In our research lab, we have been using Z2JH (on k8s) and have found it to be a valuable tool for our work. I want to express my gratitude for the effort put into creating such a useful tool.

Recently, I have been exploring ways to execute Jupyter Notebooks or Python scripts uninterrupted for days on the same infrastructure as Z2JH. I have found two viable solutions: SLURM on top of Kubernetes and Kubeflow with the Kale plugin. I have included links to relevant resources for each solution.

  • SLURM on top Kubernetes [link]
  • Kubeflow with Kale plugin [demo video]

My goal is to find a solution that requires minimal effort to shift from Z2JH to the new pipeline system.
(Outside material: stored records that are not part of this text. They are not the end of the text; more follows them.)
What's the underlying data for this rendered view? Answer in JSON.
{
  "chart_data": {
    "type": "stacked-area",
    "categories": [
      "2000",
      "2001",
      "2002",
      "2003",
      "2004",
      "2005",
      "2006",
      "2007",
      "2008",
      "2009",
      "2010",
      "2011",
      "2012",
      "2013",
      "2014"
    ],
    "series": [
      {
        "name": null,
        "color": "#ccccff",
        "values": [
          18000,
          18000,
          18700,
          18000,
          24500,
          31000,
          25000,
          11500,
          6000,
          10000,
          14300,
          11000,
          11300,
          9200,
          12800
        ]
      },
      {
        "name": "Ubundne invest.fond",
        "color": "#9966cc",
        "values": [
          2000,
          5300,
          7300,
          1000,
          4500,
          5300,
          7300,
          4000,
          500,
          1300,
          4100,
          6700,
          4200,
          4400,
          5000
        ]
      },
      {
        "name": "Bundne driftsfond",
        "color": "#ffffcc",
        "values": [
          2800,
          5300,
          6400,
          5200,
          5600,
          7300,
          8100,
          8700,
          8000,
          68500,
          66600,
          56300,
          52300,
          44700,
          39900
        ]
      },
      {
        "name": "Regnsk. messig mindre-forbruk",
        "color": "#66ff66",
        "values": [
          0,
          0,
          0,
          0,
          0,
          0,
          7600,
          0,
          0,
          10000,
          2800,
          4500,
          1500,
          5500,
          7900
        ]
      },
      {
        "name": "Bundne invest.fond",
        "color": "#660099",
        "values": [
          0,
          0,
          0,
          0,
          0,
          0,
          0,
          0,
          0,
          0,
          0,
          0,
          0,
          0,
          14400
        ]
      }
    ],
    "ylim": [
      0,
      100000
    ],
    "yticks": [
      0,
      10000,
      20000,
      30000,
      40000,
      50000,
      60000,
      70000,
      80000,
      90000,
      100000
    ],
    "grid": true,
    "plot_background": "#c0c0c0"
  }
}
However, I am unsure if these solutions are compatible with Z2JH. I would greatly appreciate any thoughts, opinions, or experiences that the community may have regarding these solutions.

Thank you for your time and consideration, and I apologize for the open-ended nature of this question.

A lot work has been done on integrating Dask with JupyterHub, though I haven’t used it:
https://docs.dask.org/en/stable/deploying-kubernetes.html
It’s probably worth looking at though!

I re-read my question and I apologize for not being clear enough. What we have now is Z2JH, which will probably stay that way forever. Easy to use for students and researchers. Our primary issue is long-running tasks, which get randomly terminated by the culling service once the user closes the browser. I’m searching for a solution where someone could submit/offload/migrate computation (e.g., grid search) to another service with minimal effort and pick the results after the calculation is complete.

I came across another solution, Elyra. Ability to run a notebook or Python script as a batch job.